4. Reduce the oven temperature to 325°F.

To make the cheesecake:
1. Put a kettle of water on to boil.
2. Working in a stand mixer, preferably fitted with a paddle attachment, or with a hand mixer in a large bowl, beat the cream cheese at medium speed until it is soft and lives up to the creamy part of its name, about 4 minutes. With the mixer running, add the sugar and salt and continue to beat another 4 minutes or so, until the cream cheese is light. Beat in the vanilla. Add the eggs one by one, beating for a full minute after each addition—you want a well-aerated batter. Reduce the mixer speed to low and stir in the sour cream and heavy cream.
3. Put the foil-wrapped springform pan in the roaster pan.
4. Give the batter a few stirs with a rubber spatula, just to make sure that nothing has been left unmixed at the bottom of the bowl, and scrape 1/2 the batter into the springform pan. Dot the filling with the raspberries, then pour the remaining filling on top. The batter will reach the brim of the pan. (If you have a pan with lower sides and have leftover batter, you can bake the batter in a buttered ramekin or small soufflé mold.) Put the roasting pan in the oven and pour enough boiling water into the roaster to come halfway up the sides of the springform pan.
5. Bake the cheesecake for 1 hour and 30 minutes, at which point the top will be browned (and perhaps cracked) and may have risen just a little above the rim of the pan. Turn off the oven's heat and prop the oven door open with a wooden spoon. Allow the cheesecake to luxuriate in its water bath for another hour.
6. After 1 hour, carefully pull the setup out of the oven, lift the springform pan out of the roaster—be careful, there may be some hot water in the aluminum foil—remove the foil. Let the cheesecake come to room temperature on a cooling rack.
7. When the cake is cool, cover the top lightly and chill the cake for at least 4 hours, although overnight would be better.
Serving: Remove the sides of the springform pan—I use a hairdryer to do this (use the dryer to warm the sides of the pan and ever so slightly melt the edges of the cake)—and set the cake, still on the pan's base, on a serving platter. The easiest way to cut cheesecake is to use a long, thin knife that has been run under hot water and lightly wiped. Keep warming the knife as you cut slices of the cake.
Storing: Wrapped well, the cake will keep for up to 1 week in the refrigerator or for up to 2 months in the freezer. It's best to defrost the still-wrapped cheesecake overnight in the refrigerator.
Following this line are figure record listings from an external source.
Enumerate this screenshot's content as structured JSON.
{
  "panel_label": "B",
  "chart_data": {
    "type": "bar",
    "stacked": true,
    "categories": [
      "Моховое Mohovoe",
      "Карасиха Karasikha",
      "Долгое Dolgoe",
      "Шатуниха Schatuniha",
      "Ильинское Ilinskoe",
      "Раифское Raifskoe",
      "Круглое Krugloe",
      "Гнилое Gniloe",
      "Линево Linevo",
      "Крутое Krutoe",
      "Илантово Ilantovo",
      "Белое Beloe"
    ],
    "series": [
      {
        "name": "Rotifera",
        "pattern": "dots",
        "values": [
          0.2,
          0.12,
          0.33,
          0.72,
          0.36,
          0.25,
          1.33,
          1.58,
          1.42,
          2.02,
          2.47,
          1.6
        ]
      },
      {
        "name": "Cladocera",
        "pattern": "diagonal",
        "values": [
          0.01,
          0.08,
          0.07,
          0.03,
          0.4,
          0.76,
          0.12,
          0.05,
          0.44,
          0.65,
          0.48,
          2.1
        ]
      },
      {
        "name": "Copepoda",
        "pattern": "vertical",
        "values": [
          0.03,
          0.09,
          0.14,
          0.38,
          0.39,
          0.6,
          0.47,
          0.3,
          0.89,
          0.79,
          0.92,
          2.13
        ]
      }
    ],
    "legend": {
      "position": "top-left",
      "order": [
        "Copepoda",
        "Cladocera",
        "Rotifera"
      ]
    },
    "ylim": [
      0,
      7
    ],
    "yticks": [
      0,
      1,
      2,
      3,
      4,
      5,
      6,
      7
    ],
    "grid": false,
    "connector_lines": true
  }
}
The Food Librarian said...

Wow! This is awesome. M's mom and family are sooo lucky to have you as a friend!

Anamika:The Sugarcrafter said...

Dear Linda
This is my first browse of your blog and the posts. You have a wonderful blog and the posts are very informative and has a beautiful visual impact. I loved being here. Greetings to you from Botswana !

Grace said...

oh heavens. that last picture with the golden crust and creamy cake and gorgeous berries has rendered me useless for the rest of the day. bravo! :)

Anonymous said...

I am the VERY fortunate M who was the recepient of the cheese cake and chocolate cake. My family does not really get into desserts however this was a major exception. First of all, my Mom felt so special to have a cake made especially for her. It was truly a hit. As we had guests come in from out of town for the party they all took me aside and asked if they could just take a piece home with them. My mom was on cheesecake patrol and wanted to keep it so that she had it for the rest of her stay.
Both were amazingly beautiful and even more delicious.

Carol Peterman said...

This cheesecake looks like a celebration! Great job decorating.

My Sweet & Saucy said...

Looks like a perfect dessert to me!

Jerry said...

I'll take a slice anytime!

SiHaN said...

food porn indeed. that looks divine. i swear i'm going to start licking the screen in a moment.

Jaime said...

that is so beautiful w/the berries on top!

ayankeeinasouthernkitchen said...

Wow, great photos and I so want a slice. Nothing like a good cheesecake and the berries make it even better!